The posthumous memoir is titled Flora! A Woman in a Man’s World and was written with the help of journalist and author Geoffrey Stevens, a former Beach resident.
Stevens, former political columnist and editor of the Globe and Mail, reached out to MacDonald to write this book before her death in 2015 at the age of 89, hoping to bring to light just how much of a trailblazer she was for women in politics. Her family asked him to complete the book after her death.
As well as being the first woman to be named Canada’s Minister of External Affairs, MacDonald lived a life that spanned continents and saw her call countless communities home, including a stint as a Beacher.
MacDonald lived in a house at the top of Lee Avenue in her late 20s.
Though she didn’t spend too much time in the community, her niece Linda Grearson, said that the community stayed with her.
“She unfortunately couldn’t stay here too long. She was bitten by the travel bug and had to move around,” said Grearson, who herself has been a Beach area resident since 1987. “But we’d sometimes have lunch here when I lived in the area, and it’s always a neighbourhood she’d come back to.”
The willingness to move around made her a great fit for the role of Minister of External Affairs under Progressive Conservative Prime Minister Joe Clark in the late 1970s. She also served as a cabinet minister in the Progressive Conservative government of Prime Minister Brian Mulroney from 1984 to 1988.

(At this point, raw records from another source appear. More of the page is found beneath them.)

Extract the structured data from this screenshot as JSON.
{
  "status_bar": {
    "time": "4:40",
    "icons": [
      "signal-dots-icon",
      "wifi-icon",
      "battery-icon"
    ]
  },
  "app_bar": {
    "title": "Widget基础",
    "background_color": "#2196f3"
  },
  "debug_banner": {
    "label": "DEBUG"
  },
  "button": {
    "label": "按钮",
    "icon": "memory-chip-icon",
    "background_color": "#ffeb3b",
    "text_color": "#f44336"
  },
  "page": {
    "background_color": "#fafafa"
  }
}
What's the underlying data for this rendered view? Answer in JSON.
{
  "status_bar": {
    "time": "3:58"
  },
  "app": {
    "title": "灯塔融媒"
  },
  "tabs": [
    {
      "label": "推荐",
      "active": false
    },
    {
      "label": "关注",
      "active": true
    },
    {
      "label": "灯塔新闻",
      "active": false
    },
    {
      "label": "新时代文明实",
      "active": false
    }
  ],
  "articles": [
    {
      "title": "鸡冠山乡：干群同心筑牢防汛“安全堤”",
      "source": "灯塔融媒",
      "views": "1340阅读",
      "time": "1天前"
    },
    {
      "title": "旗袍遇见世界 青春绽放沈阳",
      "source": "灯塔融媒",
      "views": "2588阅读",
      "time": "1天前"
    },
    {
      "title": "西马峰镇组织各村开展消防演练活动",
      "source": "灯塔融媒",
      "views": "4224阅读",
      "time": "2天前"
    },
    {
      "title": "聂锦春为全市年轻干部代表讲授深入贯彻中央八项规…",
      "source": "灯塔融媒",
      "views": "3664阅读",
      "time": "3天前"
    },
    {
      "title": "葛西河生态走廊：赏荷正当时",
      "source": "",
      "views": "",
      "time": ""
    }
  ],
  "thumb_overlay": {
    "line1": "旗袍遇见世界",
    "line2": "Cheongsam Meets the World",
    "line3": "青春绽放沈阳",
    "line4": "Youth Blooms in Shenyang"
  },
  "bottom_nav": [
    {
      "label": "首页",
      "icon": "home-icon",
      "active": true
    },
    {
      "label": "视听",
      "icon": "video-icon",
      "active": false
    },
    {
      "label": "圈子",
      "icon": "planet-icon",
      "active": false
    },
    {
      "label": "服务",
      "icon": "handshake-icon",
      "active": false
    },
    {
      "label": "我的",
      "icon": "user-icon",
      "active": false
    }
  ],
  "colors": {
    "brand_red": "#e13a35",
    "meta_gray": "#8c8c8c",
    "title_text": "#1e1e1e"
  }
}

MacDonald’s successes as External Affairs minister in Clark’s government are well documented — from the Iranian hostage crisis and Canada’s role in helping American hostages escape in 1979 to her award-winning work during the Vietnamese refugee crisis.
“Right before she passed, on the 40th anniversary of bringing over the Vietnamese immigrants, the community here asked her to speak at an event,” said Grearson. “They all still remembered her. We didn’t know if she was going to be able to attend, let alone speak at the event, but she did it anyway.”
Even when she wasn’t holding a cabinet position in the federal government, her impact was felt. She was ground-breaker for Canadian women in politics while serving as the Member of Parliament for the riding of Kingston and the Islands from 1972 to 1988.. She pushed to amend language in the Charter of Rights, granting women equal representation.
To this day, female members of the House of Commons are given the same title as their male counterparts – “Honourable Member” as opposed to “Honourable Lady,” – a change that MacDonald introduced.
But what often isn’t documented, and what this book gives readers insight into, are her humanitarian efforts around the world.
“Her humanitarian efforts after her political career are what she was really proud of, and were her greatest accomplishments,” said Grearson. “From Afghanistan to India to Vietnam, she loved travelling and her humanitarian efforts followed her wherever she went.”
She was boots-on-the-ground to an extreme. When someone envisions a former federal minister, the imagery that pops up rarely entails someone sleeping in a tent in rural Afghanistan, but MacDonald routinely broke norms.
“Once politics left her, there were no more five-star hotels, so she lived with the people, played with the children, slept on their floors, taught mothers to read, write, and raise children in cold climates,” said Stevens.
“She travelled rough, with a tent or sleeping bag, and sometimes had to nestle up beside a river for a night.”